Why is ZFC preferred over other set theories?

Question

I was curious why ZFC is preferred over other set theories. Are there specific reasons why? Or is this more of historical reasons?

Answer 1

First of all we need to understand who prefers $\sf ZFC$. And the answer is pretty much set theorists (and their adjacent mathematical fields). And just to be clear, when I write $\sf ZFC$ I mean any theory which is a "reasonable extension" of $\sf ZFC$ (e.g. large cardinal assumptions, forcing axioms, cardinal arithmetic, and so on, as well $\sf ZF+\lnot AC$ theories).

The working mathematician doesn't usually care about the axioms of set theory, or about set theory. Some of them regard set theory as some "formal safety net" that ensures that what they do can be written in a uniform way in some foundation. Others don't even care about that.

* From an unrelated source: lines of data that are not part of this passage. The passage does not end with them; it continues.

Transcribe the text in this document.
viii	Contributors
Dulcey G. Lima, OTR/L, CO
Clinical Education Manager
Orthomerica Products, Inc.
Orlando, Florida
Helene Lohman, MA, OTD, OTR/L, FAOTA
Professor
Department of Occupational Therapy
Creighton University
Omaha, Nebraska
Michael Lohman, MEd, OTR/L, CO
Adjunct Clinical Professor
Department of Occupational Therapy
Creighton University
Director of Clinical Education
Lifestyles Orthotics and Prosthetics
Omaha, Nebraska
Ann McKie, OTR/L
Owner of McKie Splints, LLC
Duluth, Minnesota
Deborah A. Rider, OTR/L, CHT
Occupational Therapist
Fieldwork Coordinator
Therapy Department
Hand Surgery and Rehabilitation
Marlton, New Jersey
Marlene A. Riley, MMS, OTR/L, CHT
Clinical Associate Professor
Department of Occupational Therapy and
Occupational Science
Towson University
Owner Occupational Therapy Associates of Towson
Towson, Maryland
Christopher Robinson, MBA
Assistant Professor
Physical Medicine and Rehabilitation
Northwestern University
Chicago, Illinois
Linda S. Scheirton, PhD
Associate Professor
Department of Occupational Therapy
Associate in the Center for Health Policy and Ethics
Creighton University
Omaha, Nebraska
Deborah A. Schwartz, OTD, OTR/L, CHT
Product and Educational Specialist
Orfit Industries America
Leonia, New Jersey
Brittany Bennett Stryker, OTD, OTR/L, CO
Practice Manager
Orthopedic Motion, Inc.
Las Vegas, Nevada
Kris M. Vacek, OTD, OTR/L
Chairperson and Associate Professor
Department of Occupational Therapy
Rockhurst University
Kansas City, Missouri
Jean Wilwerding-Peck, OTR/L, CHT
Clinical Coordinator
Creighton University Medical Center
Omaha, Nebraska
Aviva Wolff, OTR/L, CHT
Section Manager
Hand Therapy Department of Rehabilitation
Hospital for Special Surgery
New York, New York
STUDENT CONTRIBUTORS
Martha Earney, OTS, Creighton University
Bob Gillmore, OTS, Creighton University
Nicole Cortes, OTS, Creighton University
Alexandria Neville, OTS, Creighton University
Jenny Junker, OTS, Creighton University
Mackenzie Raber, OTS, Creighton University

Many people working in category theory prefer to think of other foundations that allow "easier access" to large categories, things like the uprising Homotopy Type Theory (HoTT). Others prefer theories like $\sf ETCS$ or so. There are people who work in constructive systems, which are either similar in flavor to $\sf ZFC$ (e.g. $\sf CZF$), or completely different from it (e.g. Martin-Lof type theory).

So all those people don't prefer $\sf ZFC$, and they often either don't care much for it, or that they look for foundations better suited for their mathematical work.

But what about set theorists? Well, there you also have people who prefer to work in theories like $\sf NF(U),KP$ and other set theories which are weaker or very different from $\sf ZFC$.

However, it is true that a majority of set theorists work in $\sf ZFC$. Why? Well, a renowned set theorist once told me that axioms should be natural enough so you don't feel that you're using them, but rather work with properties that you felt natural for them to be true. And the axioms of $\sf ZFC$ do have this property. Of course, writing down some of the axioms (e.g. replacement) one may wonder why this is true, but it's not difficult to accept these axioms if you think about it for a little bit -- that you want your universe to be closed under definable functions. That is a reasonable thing to ask for.

This is also a historical issue, since we developed intuition which matched those axioms over time, and the notion of set as an element of a universe of $\sf ZFC$ became more and more accepted. And as time goes on, and no contradiction is found in these axioms, it just strengthen the feeling that perhaps this is indeed how sets should behave. So the next generation is being taught that from the get go, and so their intuition is developed to match these axioms, and so on.

So this is both a historical issue, as well the fact that $\sf ZFC$ allows you to work quite naturally without checking your axioms list every time to ensure that you haven't gone outside of its scope -- as $\sf NF$ and $\sf KP$ would require you to do.